AWS Lambda Reserved Concurrency v/s Provisioned Concurrency Scaling

5 min readJan 4, 2022

AWS Lambda is a serverless, event-driven compute service that lets you run code for virtually any type of application or backend service without provisioning or managing servers. You can trigger Lambda from over 200 AWS services and software as a service (SaaS) applications, and only pay for what you use.

Whenever you deploy your code within AWS Lambda it creates an executable package and that is executed whenever you invoke the Lambda function

The best part of the AWS Lambda is that you can invoke multiple instances of the same Lambda function to get the maximum parallelism in you architecture. But sometimes because of this parallelism there can be multiple issues like throttling within the processing pipelines.

Thus AWS provides you to configure the concurrency limits of your Lambda functions to have better management on the multiple invocation as per your use case

Types of Lambda Concurrencies

There are two types of concurrency controls available

Reserved concurrency — It guarantees the maximum number of concurrent instances for the function which can be invoked.
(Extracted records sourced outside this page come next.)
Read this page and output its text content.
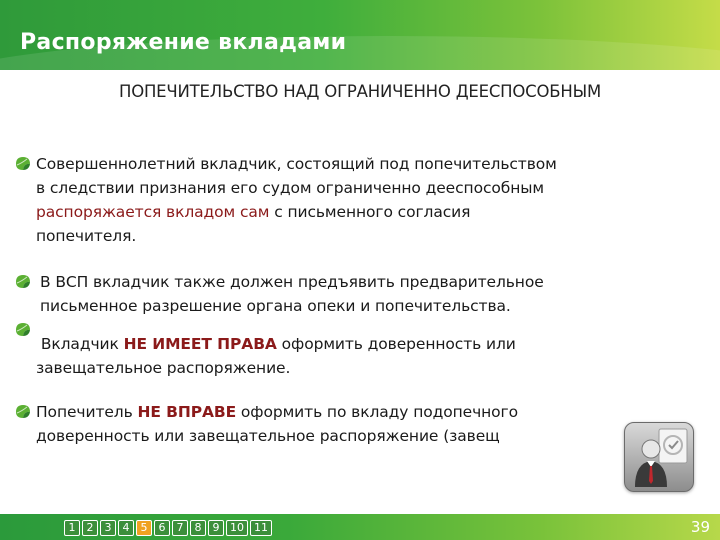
Распоряжение вкладами
ПОПЕЧИТЕЛЬСТВО НАД ОГРАНИЧЕННО ДЕЕСПОСОБНЫМ
Совершеннолетний вкладчик, состоящий под попечительством
в следствии признания его судом ограниченно дееспособным
распоряжается вкладом сам с письменного согласия
попечителя.
В ВСП вкладчик также должен предъявить предварительное
письменное разрешение органа опеки и попечительства.
Вкладчик НЕ ИМЕЕТ ПРАВА оформить доверенность или
завещательное распоряжение.
Попечитель НЕ ВПРАВЕ оформить по вкладу подопечного
доверенность или завещательное распоряжение (завещ
1	2	3	4	5	6	7	8	9 10 11	39
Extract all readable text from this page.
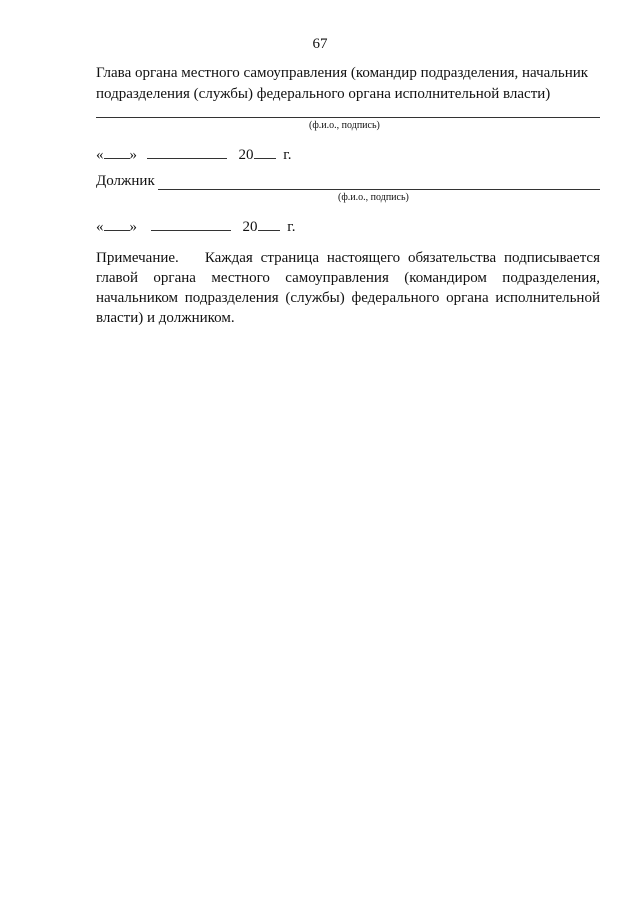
67
Глава органа местного самоуправления (командир подразделения, начальник подразделения (службы) федерального органа исполнительной власти)
(ф.и.о., подпись)
« »	20 г.
Должник
(ф.и.о., подпись)
« »	20 г.
Примечание. Каждая страница настоящего обязательства подписывается главой органа местного самоуправления (командиром подразделения, начальником подразделения (службы) федерального органа исполнительной власти) и должником.
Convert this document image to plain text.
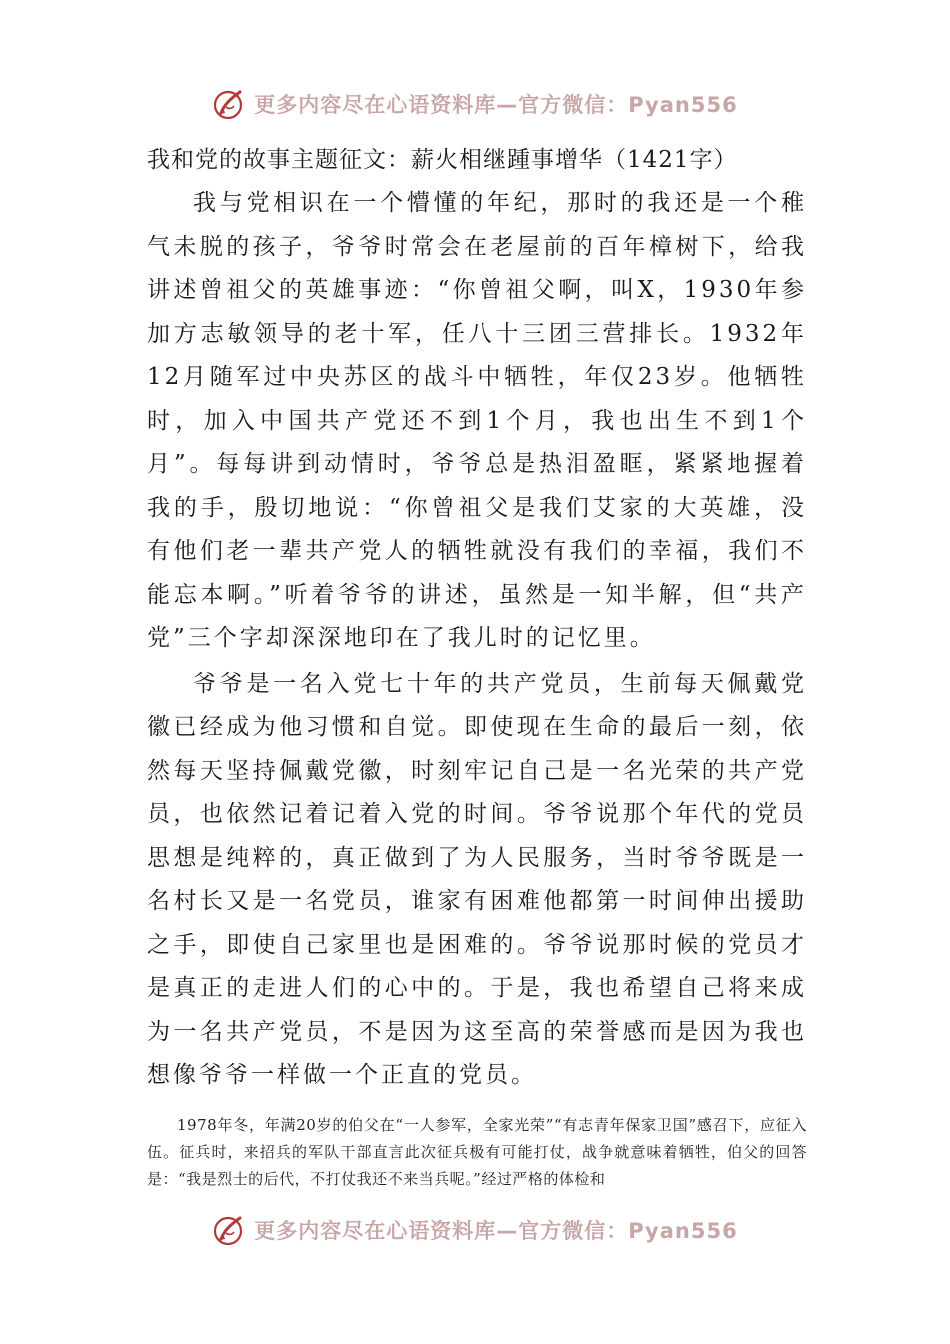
更多内容尽在心语资料库—官方微信：Pyan556
我和党的故事主题征文：薪火相继踵事增华（1421字）

我与党相识在一个懵懂的年纪，那时的我还是一个稚气未脱的孩子，爷爷时常会在老屋前的百年樟树下，给我讲述曾祖父的英雄事迹：“你曾祖父啊，叫X，1930年参加方志敏领导的老十军，任八十三团三营排长。1932年12月随军过中央苏区的战斗中牺牲，年仅23岁。他牺牲时，加入中国共产党还不到1个月，我也出生不到1个月”。每每讲到动情时，爷爷总是热泪盈眶，紧紧地握着我的手，殷切地说：“你曾祖父是我们艾家的大英雄，没有他们老一辈共产党人的牺牲就没有我们的幸福，我们不能忘本啊。”听着爷爷的讲述，虽然是一知半解，但“共产党”三个字却深深地印在了我儿时的记忆里。

爷爷是一名入党七十年的共产党员，生前每天佩戴党徽已经成为他习惯和自觉。即使现在生命的最后一刻，依然每天坚持佩戴党徽，时刻牢记自己是一名光荣的共产党员，也依然记着记着入党的时间。爷爷说那个年代的党员思想是纯粹的，真正做到了为人民服务，当时爷爷既是一名村长又是一名党员，谁家有困难他都第一时间伸出援助之手，即使自己家里也是困难的。爷爷说那时候的党员才是真正的走进人们的心中的。于是，我也希望自己将来成为一名共产党员，不是因为这至高的荣誉感而是因为我也想像爷爷一样做一个正直的党员。

1978年冬，年满20岁的伯父在“一人参军，全家光荣”“有志青年保家卫国”感召下，应征入伍。征兵时，来招兵的军队干部直言此次征兵极有可能打仗，战争就意味着牺牲，伯父的回答是：“我是烈士的后代，不打仗我还不来当兵呢。”经过严格的体检和

更多内容尽在心语资料库—官方微信：Pyan556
When a function has being with a reserved concurrency configuration then no other lambda function within the same AWS account and region can use that concurrency. There is no charge for configuring reserved concurrency for a function.
Provisioned concurrency — This concurrency initializes a requested number of execution environments so that they are prepared to respond immediately to your function’s invocations. Note that configuring provisioned concurrency incurs charges to your AWS account.

Reserved Concurrency Configuration

Concurrency is defined as the number of requests that your function is serving at any given time. When your function is invoked, Lambda allocates an instance of it to process the event. When the function code completes the execution, it can handle another request.
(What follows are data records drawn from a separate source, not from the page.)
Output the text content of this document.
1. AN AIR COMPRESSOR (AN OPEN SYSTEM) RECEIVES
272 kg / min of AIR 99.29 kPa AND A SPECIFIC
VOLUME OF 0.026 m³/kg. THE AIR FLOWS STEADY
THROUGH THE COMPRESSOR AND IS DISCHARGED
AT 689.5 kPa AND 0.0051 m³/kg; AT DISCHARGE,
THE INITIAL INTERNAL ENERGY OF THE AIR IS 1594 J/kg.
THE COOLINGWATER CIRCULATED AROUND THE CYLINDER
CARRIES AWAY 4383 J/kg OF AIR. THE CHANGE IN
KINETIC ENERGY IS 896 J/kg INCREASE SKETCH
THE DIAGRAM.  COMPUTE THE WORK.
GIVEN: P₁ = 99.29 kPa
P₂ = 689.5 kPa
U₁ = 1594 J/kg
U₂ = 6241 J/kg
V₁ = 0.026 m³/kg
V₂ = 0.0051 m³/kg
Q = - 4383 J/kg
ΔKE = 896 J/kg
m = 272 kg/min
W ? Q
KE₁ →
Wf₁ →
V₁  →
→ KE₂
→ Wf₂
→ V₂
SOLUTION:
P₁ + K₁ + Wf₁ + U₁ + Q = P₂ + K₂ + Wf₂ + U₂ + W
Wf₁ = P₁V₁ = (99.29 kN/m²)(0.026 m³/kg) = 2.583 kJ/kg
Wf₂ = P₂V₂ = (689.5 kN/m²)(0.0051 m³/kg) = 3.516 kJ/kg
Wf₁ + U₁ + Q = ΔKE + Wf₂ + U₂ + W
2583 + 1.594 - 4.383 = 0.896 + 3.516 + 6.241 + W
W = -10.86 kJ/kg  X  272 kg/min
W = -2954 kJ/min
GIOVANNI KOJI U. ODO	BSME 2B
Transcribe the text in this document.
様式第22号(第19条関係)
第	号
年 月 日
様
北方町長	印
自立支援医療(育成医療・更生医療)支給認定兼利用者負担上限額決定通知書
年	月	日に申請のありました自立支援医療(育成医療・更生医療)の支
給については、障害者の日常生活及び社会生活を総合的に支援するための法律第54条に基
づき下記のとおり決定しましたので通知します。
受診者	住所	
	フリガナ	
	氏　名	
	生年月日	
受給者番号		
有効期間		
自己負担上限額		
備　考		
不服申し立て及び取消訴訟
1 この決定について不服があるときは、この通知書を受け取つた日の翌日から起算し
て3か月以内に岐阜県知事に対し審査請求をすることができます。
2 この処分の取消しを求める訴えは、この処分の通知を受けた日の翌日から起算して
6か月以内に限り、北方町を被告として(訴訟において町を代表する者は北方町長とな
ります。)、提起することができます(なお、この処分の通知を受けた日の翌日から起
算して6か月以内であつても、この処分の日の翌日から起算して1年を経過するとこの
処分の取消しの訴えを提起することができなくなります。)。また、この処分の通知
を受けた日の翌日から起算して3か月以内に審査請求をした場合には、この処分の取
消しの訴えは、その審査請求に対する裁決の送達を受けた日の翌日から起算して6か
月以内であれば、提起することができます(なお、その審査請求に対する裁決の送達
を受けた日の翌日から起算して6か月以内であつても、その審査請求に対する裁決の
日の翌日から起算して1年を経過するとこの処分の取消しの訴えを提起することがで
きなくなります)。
If the function is invoked again while a request is still being processed, then another instance is allocated, which increases the lambda function’s concurrency. The total concurrency for all of the functions in your account is subject to a per-region quota that is defined by AWS. Thus the concurrency limit combining all the Lambda functions defined in one region of your AWS account cannot exceed the total concurrency limit which is defined by AWS for that specific region.

Note: You need to make a note on the maximum total concurrency limit for your region while designing the Lambda based architecture. You can still increase this limit by contacting AWS support. To get more info check this link

Steps to Configure Reserved Concurrency:

Open the Functions page of the Lambda console and select the function.
Choose Configuration and then choose Concurrency.
Under Concurrency, choose Edit.
Choose Reserve concurrency. Enter the amount of concurrency to reserve for the function and then click on Save.

You can reserve up to the Unreserved account concurrency value that is shown, minus 100 for functions that don’t have reserved concurrency. To throttle a function, set the reserved concurrency to zero. This stops any events from being processed until you remove the limit.

Advantages of using Reserved Concurrency setting

Other functions can’t prevent your function from scaling — All of your account’s functions in the same Region without reserved concurrency share the pool of unreserved concurrency (Maximum Concurrency Limit). Without reserved concurrency, other functions can use up all of the available concurrency. This disables your function from scaling up in critical period. Thus defining the reserved concurrency will prevent this from happening.
Your function can’t scale out of control — Reserved concurrency also limits your function from using concurrency from the unreserved pool, which caps its maximum concurrency. You can reserve concurrency to prevent your function from using all the available concurrency in the Region, or from overloading downstream resources.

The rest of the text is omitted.